Three American students arrested in Cairo are safely back home and charge that prison guards threatened to shoot them if they moved and that accusations they threw Molotov cocktails at police are “lies.”
Egyptian authorities claim that the three young men studying at American University in Cairo were filmed hurling firebombs at police during recent demonstrations against the provisional military regime.
Their experience was far from a picnic, but the students were treated a lot better and released much sooner than Ilan Grapel, an American who moved to Israel, took out citizenship and fought with the IDF. He was arrested during the anti-Mubarak protests and charged with incitement and imprisoned for several months before being released recently when Israel agreed to free more than two dozen Egyptians in Israeli jails.
An Egyptian court ordered the students’ release on Thursday. The last of the three students to arrive home was Missouri resident Derik Sweeney, 19, who said they were threatened with rifles as they sat in a crowded cell. The first night was “probably the scariest night of my life eve. I was not sure I was going to live,” he told the Associated Press.
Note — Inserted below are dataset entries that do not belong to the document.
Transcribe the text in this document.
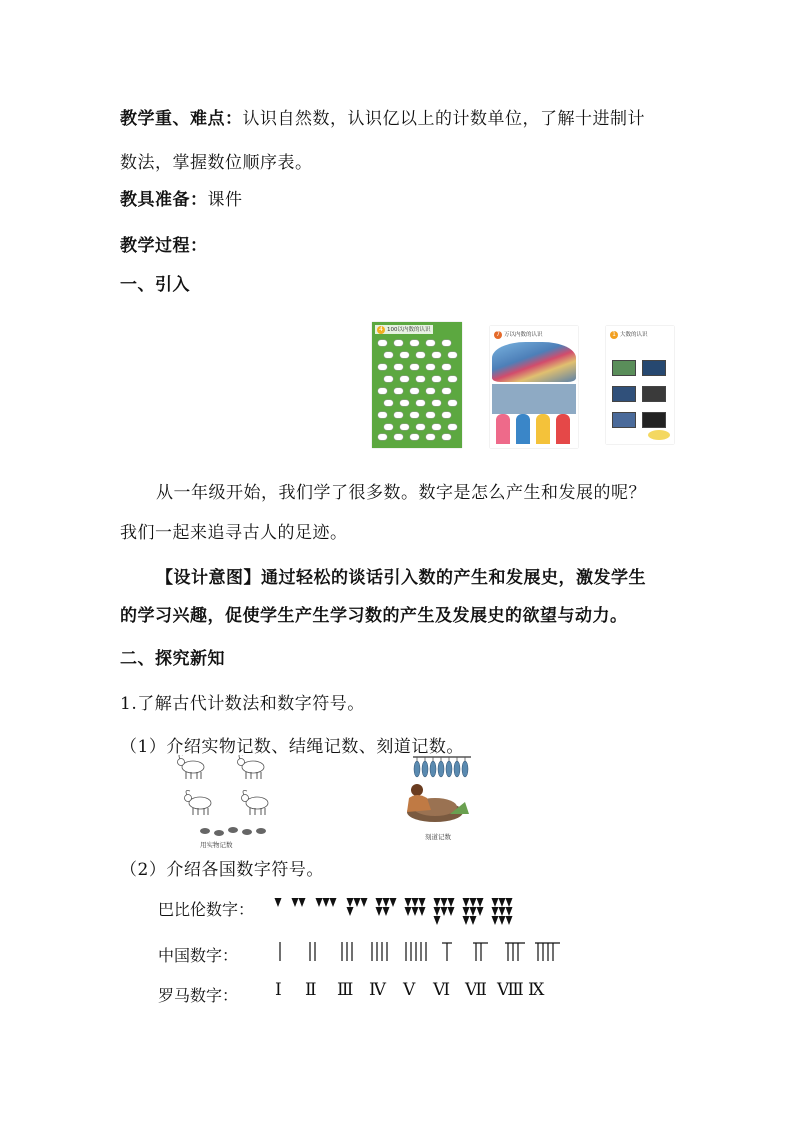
教学重、难点：认识自然数，认识亿以上的计数单位，了解十进制计
数法，掌握数位顺序表。
教具准备：课件
教学过程：
一、引入
4 100以内数的认识
7 万以内数的认识	1 大数的认识
从一年级开始，我们学了很多数。数字是怎么产生和发展的呢？
我们一起来追寻古人的足迹。
【设计意图】通过轻松的谈话引入数的产生和发展史，激发学生
的学习兴趣，促使学生产生学习数的产生及发展史的欲望与动力。
二、探究新知
1.了解古代计数法和数字符号。
（1）介绍实物记数、结绳记数、刻道记数。
用实物记数
刻道记数
（2）介绍各国数字符号。
巴比伦数字：
中国数字：
罗马数字： Ⅰ Ⅱ Ⅲ Ⅳ Ⅴ Ⅵ Ⅶ Ⅷ Ⅸ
“They said if we moved at all, even an inch, they would shoot us. They were behind us with guns,” Sweeney added.
He added that he and his fellow students Luke Gates and Gregory Porter “never did anything to hurt anyone,” were not on the rooftop where police alleged they threw firebombs, and never handled explosives.
All of the accusations were “very clearly just lies, 100 percent,” according to Sweeney. He added that after the first night, jail conditions improved and guards stopped hitting them.
Despite their negative experience, Gates said after arriving in Indiana that Egypt is “still a great country.”